Psychological (talking) treatments are very effective for anxiety and depression. CBT (cognitive behaviour therapy) targets how people think about their problems and promotes positive changes.
Pulmonary rehabilitation (PR), a group course run by physiotherapists, is the cornerstone physical treatment for COPD. It increases most people’s ability to exercise, reduces breathlessness and improves wellbeing reducing anxiety and depression. However many COPD sufferers are not keen on joining PR, even though many want to know more about their condition and how to manage it better. Because breathlessness can be so troubling in COPD sufferers may be anxious about exercise. Currently only around 40% of those who might benefit from PR complete the course.
We propose to link the psychological (proven) CBT with the practical (proven) PR.

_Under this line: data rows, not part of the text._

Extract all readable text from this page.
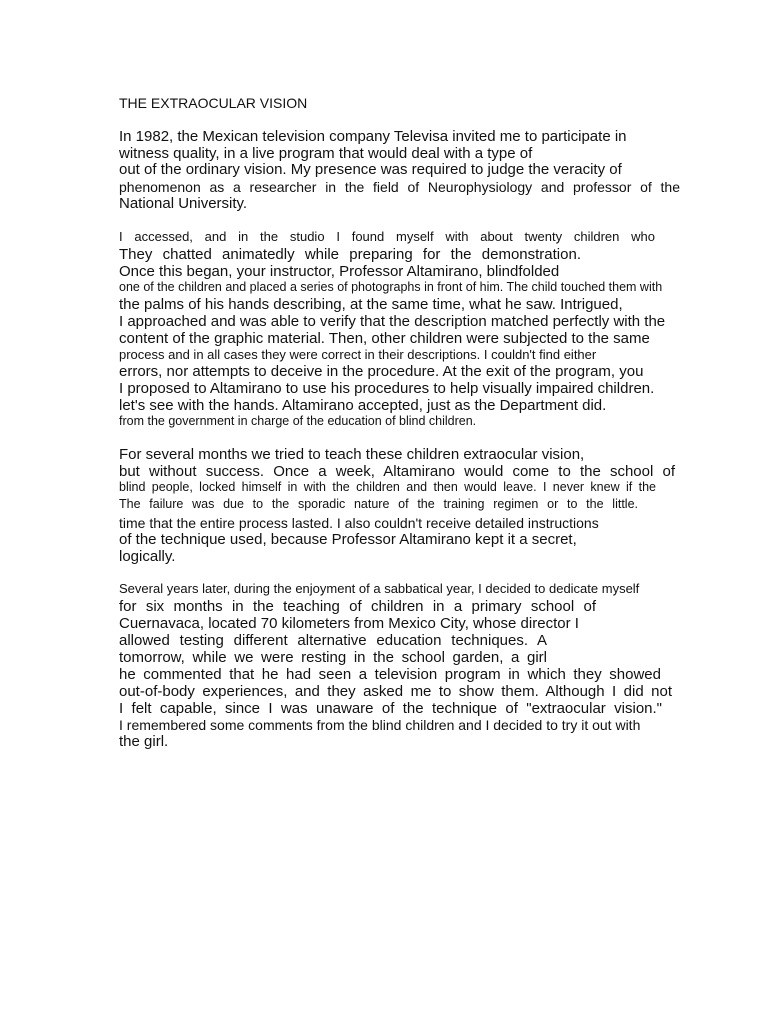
THE EXTRAOCULAR VISION
In 1982, the Mexican television company Televisa invited me to participate in
witness quality, in a live program that would deal with a type of
out of the ordinary vision. My presence was required to judge the veracity of
phenomenon as a researcher in the field of Neurophysiology and professor of the
National University.
I accessed, and in the studio I found myself with about twenty children who
They chatted animatedly while preparing for the demonstration.
Once this began, your instructor, Professor Altamirano, blindfolded
one of the children and placed a series of photographs in front of him. The child touched them with
the palms of his hands describing, at the same time, what he saw. Intrigued,
I approached and was able to verify that the description matched perfectly with the
content of the graphic material. Then, other children were subjected to the same
process and in all cases they were correct in their descriptions. I couldn't find either
errors, nor attempts to deceive in the procedure. At the exit of the program, you
I proposed to Altamirano to use his procedures to help visually impaired children.
let's see with the hands. Altamirano accepted, just as the Department did.
from the government in charge of the education of blind children.
For several months we tried to teach these children extraocular vision,
but without success. Once a week, Altamirano would come to the school of
blind people, locked himself in with the children and then would leave. I never knew if the
The failure was due to the sporadic nature of the training regimen or to the little.
time that the entire process lasted. I also couldn't receive detailed instructions
of the technique used, because Professor Altamirano kept it a secret,
logically.
Several years later, during the enjoyment of a sabbatical year, I decided to dedicate myself
for six months in the teaching of children in a primary school of
Cuernavaca, located 70 kilometers from Mexico City, whose director I
allowed testing different alternative education techniques. A
tomorrow, while we were resting in the school garden, a girl
he commented that he had seen a television program in which they showed
out-of-body experiences, and they asked me to show them. Although I did not
I felt capable, since I was unaware of the technique of "extraocular vision."
I remembered some comments from the blind children and I decided to try it out with
the girl.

Our new intervention involves up to 8 home visits by a trained respiratory nurse (or physiotherapist) to COPD patients with mild/moderate anxiety or depression. After this they will be supported in taking up an offer of PR with their local service, during which the nurse will continue to support them through phone calls. The intervention will be tailored to the needs of patients. We will train the nurses to deliver the principles of CBT and they will also be able to support patients around the many practical aspects of living with COPD. The intervention will be designed and refined in close consultation with groups of COPD sufferers and their carers. Questions that we hope to answer about the new intervention are: Can it reduce anxiety and depression? Does it encourage sufferers to start (and finish) a PR course? Will it lead to reduced breathlessness, increased exercise capacity and wellbeing, reduced days spent in hospital? How much would it cost the NHS?